I'm a day late, but the stomach flu is not conducive to heavy blogging (or anything for that matter.) Since I'm late making my list, I got the chance to read a few that other people posted. This week, Top Ten Tuesday's calls for a list of books for book haters. What would you throw at someone who claims to not like reading?
Speak - Laurie Halse Anderson This is a YA novel, which makes it perfect for a proclaimed non-reader. The writing in this novel is simple, but completely powerful and effective. I managed to read the entire thing in one sitting, which I would imagine to be appealing for a non-reader.

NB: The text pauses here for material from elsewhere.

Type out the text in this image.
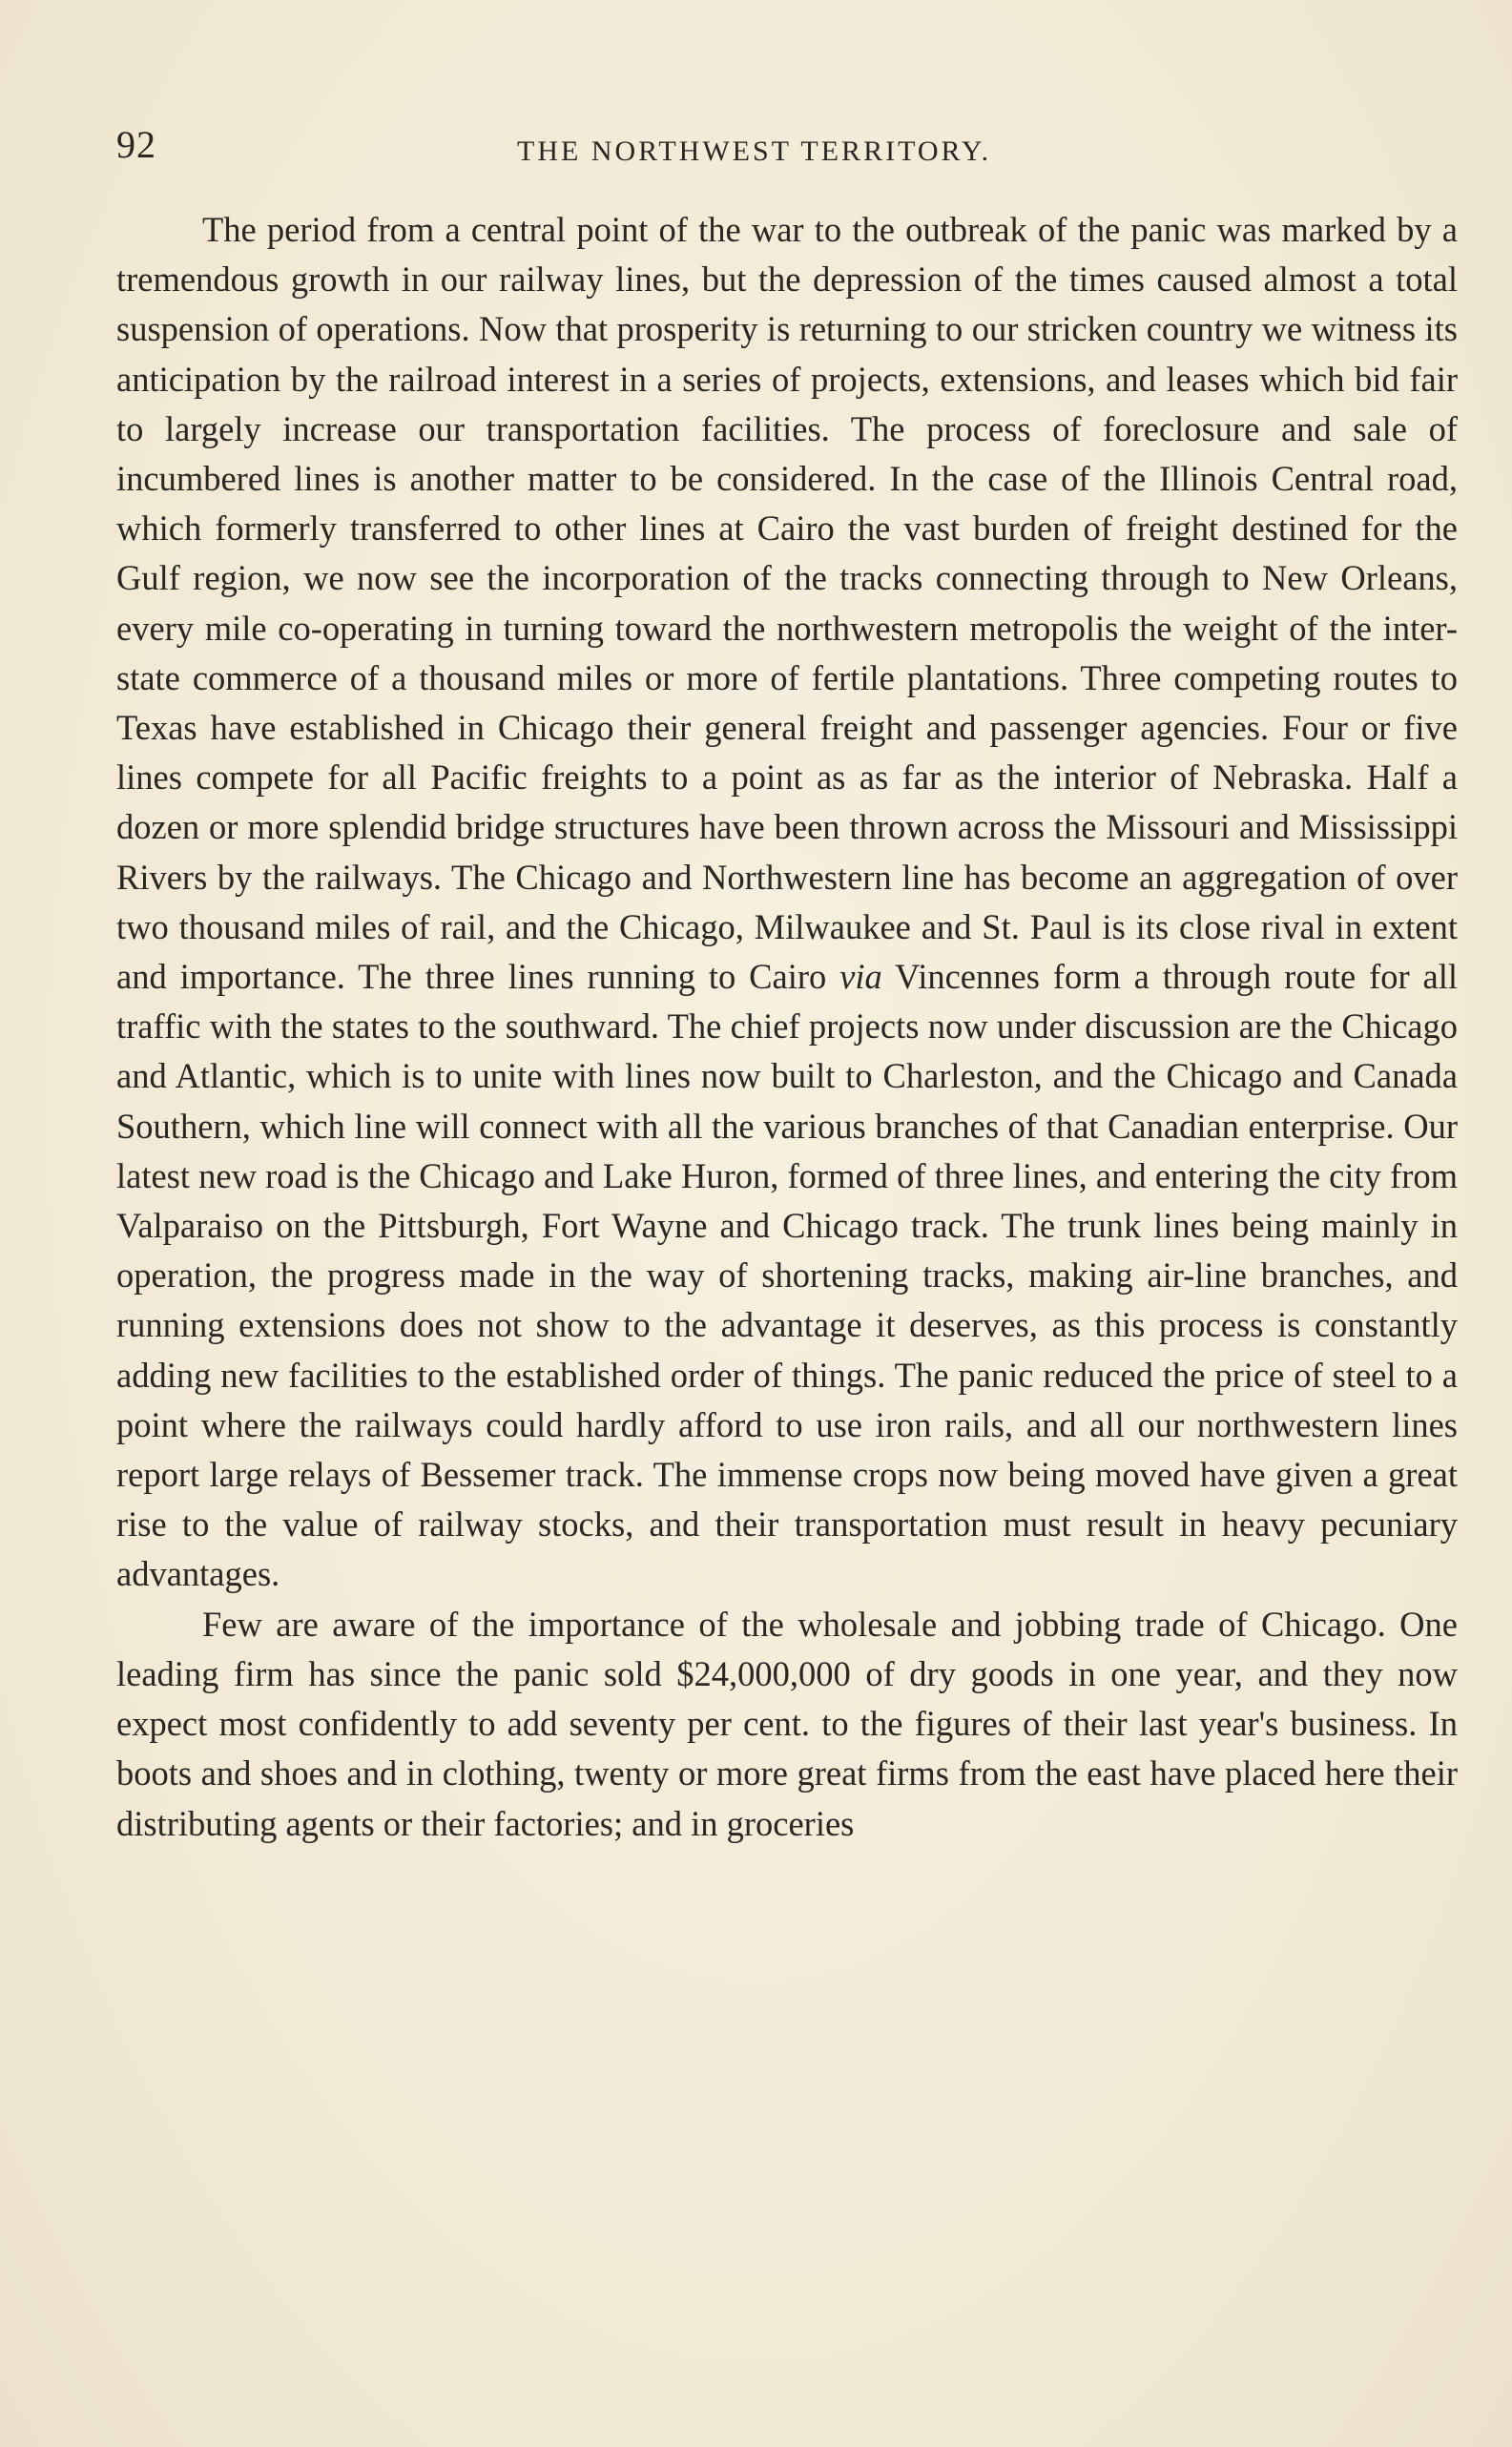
92	THE NORTHWEST TERRITORY.

The period from a central point of the war to the outbreak of the panic was marked by a tremendous growth in our railway lines, but the depression of the times caused almost a total suspension of operations. Now that prosperity is returning to our stricken country we witness its anticipation by the railroad interest in a series of projects, extensions, and leases which bid fair to largely increase our transportation facilities. The process of foreclosure and sale of incumbered lines is another matter to be considered. In the case of the Illinois Central road, which formerly transferred to other lines at Cairo the vast burden of freight destined for the Gulf region, we now see the incorporation of the tracks connecting through to New Orleans, every mile co-operating in turning toward the northwestern metropolis the weight of the inter-state commerce of a thousand miles or more of fertile plantations. Three competing routes to Texas have established in Chicago their general freight and passenger agencies. Four or five lines compete for all Pacific freights to a point as as far as the interior of Nebraska. Half a dozen or more splendid bridge structures have been thrown across the Missouri and Mississippi Rivers by the railways. The Chicago and Northwestern line has become an aggregation of over two thousand miles of rail, and the Chicago, Milwaukee and St. Paul is its close rival in extent and importance. The three lines running to Cairo via Vincennes form a through route for all traffic with the states to the southward. The chief projects now under discussion are the Chicago and Atlantic, which is to unite with lines now built to Charleston, and the Chicago and Canada Southern, which line will connect with all the various branches of that Canadian enterprise. Our latest new road is the Chicago and Lake Huron, formed of three lines, and entering the city from Valparaiso on the Pittsburgh, Fort Wayne and Chicago track. The trunk lines being mainly in operation, the progress made in the way of shortening tracks, making air-line branches, and running extensions does not show to the advantage it deserves, as this process is constantly adding new facilities to the established order of things. The panic reduced the price of steel to a point where the railways could hardly afford to use iron rails, and all our northwestern lines report large relays of Bessemer track. The immense crops now being moved have given a great rise to the value of railway stocks, and their transportation must result in heavy pecuniary advantages.

Few are aware of the importance of the wholesale and jobbing trade of Chicago. One leading firm has since the panic sold $24,000,000 of dry goods in one year, and they now expect most confidently to add seventy per cent. to the figures of their last year's business. In boots and shoes and in clothing, twenty or more great firms from the east have placed here their distributing agents or their factories; and in groceries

Me Talk Pretty One Day - David Sedaris David Sedaris always has, and always will end up on my lists. His books are hilarious. Anyone who claims to dislike reading will reconsider their claim when this book has them laughing so hard they're about to pee their pants.
The Lovely Bones - Alice Seabold This choice is very similar to Speak in that the narrative is from the perspective of a young girl. The writing here is a bit more polished, and the story is gripping enough to keep anyone reading.
Gone With the Wind - Margaret Mitchell This book can be terrifying due to its size, but anyone who starts reading won't be able to put it down. Margaret Mitchell manages to throw everything into a single novel: history, society, love, hate..... Everyone should be able to find something they enjoy about this book.
To Kill a Mockingbird - Harper Lee No doubt, this will end up on many people's lists this week. A classic must read that brings to light the humanity we are capable of. If someone reads this and still claims to be a non-reader, they will at least walk away wishing they were capable of enjoying books.
James and the Giant Peach - Roald Dahl Of course I couldn't compose an entire list without at least one children's book. These books are easy to read, they remind us of the imagination and joy of being little. All of Roald Dahl's books are fun, but this one is especially light hearted.
The Stranger Beside Me - Ann Rule Generally, I don't read a lot of true crime, but I do think that Ann Rule does a good job of turning true events into a "story". If you ever start drifting while reading this, you just have to remind yourself that it actually happened, and you won't be able to put it down.
The Giver - Lois Lowry It's likely that the majority of people of my generation had to read this at some point during their middle school years. If you not, read it. If you did, read it again. This dystopian story keeps you in the dark and then hits you over the head with reality about 1/2 way through.
I'm cutting it short this week. I'm going to use the sick excuse.